Inleiding De nazorg en follow-up na behandeling van colorectaal carcinoom vinden momenteel plaats in de tweede lijn. De huisarts zou deze zorg kunnen overnemen, maar uit onderzoek blijkt dat een deel van de patiënten daar terughoudend op reageert.
Methode De onderzoekers hebben een vragenlijstonderzoek gedaan onder patiënten waarin deze voor veertien symptomen konden aangeven naar welke hulpverlener zij zouden gaan. Patiënt- en ziektekarakteristieken werden uit huisarts- en ziekenhuisdossiers gehaald.

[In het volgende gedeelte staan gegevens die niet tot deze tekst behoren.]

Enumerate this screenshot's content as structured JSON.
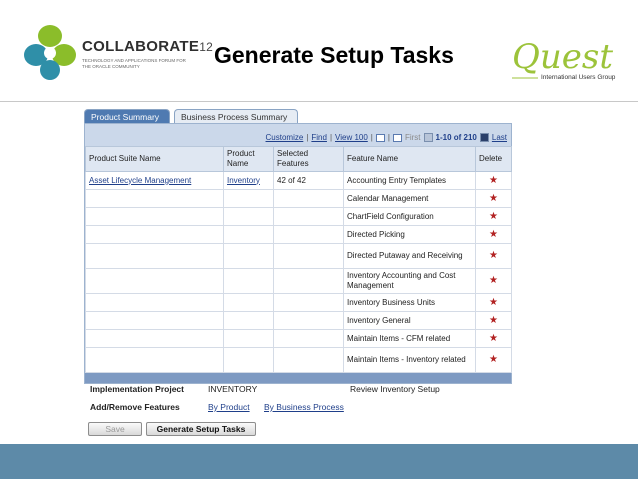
{
  "header": {
    "collab_word": "COLLABORATE",
    "collab_num": "12",
    "collab_sub": "TECHNOLOGY AND APPLICATIONS FORUM FOR THE ORACLE COMMUNITY",
    "title": "Generate Setup Tasks",
    "quest_sub": "International Users Group"
  },
  "tabs": [
    {
      "label": "Product Summary",
      "active": true
    },
    {
      "label": "Business Process Summary",
      "active": false
    }
  ],
  "grid_nav": {
    "customize": "Customize",
    "find": "Find",
    "view": "View 100",
    "first": "First",
    "range": "1-10 of 210",
    "last": "Last"
  },
  "table": {
    "headers": [
      "Product Suite Name",
      "Product Name",
      "Selected Features",
      "Feature Name",
      "Delete"
    ],
    "first_row": {
      "suite": "Asset Lifecycle Management",
      "product": "Inventory",
      "selected": "42 of 42"
    },
    "features": [
      "Accounting Entry Templates",
      "Calendar Management",
      "ChartField Configuration",
      "Directed Picking",
      "Directed Putaway and Receiving",
      "Inventory Accounting and Cost Management",
      "Inventory Business Units",
      "Inventory General",
      "Maintain Items - CFM related",
      "Maintain Items - Inventory related"
    ],
    "delete_symbol": "★"
  },
  "form": {
    "impl_label": "Implementation Project",
    "impl_value": "INVENTORY",
    "review_label": "Review Inventory Setup",
    "addremove_label": "Add/Remove Features",
    "by_product": "By Product",
    "by_business_process": "By Business Process",
    "save_label": "Save",
    "generate_label": "Generate Setup Tasks"
  },
  "colors": {
    "tab_active": "#4f7ab1",
    "grid_header": "#cbd8ea",
    "star": "#b22222",
    "bottom_bar": "#5d8aa8"
  }
}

Resultaten Er waren 260 deelnemers, met een gemiddelde leeftijd van 67 jaar en een mediane tijd na behandeling van zeven maanden. Mannen, patiënten ouder dan 65 jaar en patiënten met een chronische comorbiditeit hadden vaker een voorkeur voor de huisarts. Vrouwen, patiënten met stadium 3-ziekte en patiënten die adjuvante chemotherapie hadden ondergaan, kozen vaker voor het ziekenhuis. Voor alle symptomen gingen patiënten liever naar hun huisarts, behalve bij rectaal bloedverlies en gewichtsverlies, en wanneer ze bang waren dat de kanker was teruggekeerd. In die gevallen hebben ze geen voorkeur.
Conclusie In de huidige situatie raadplegen patiënten na behandeling voor colorectaal carcinoom vaak hun huisarts, waarbij ze voor alarmsymptomen ook de specialist bezoeken. Bij deze symptomen heeft de patiënt geen voorkeur voor een hulpverlener.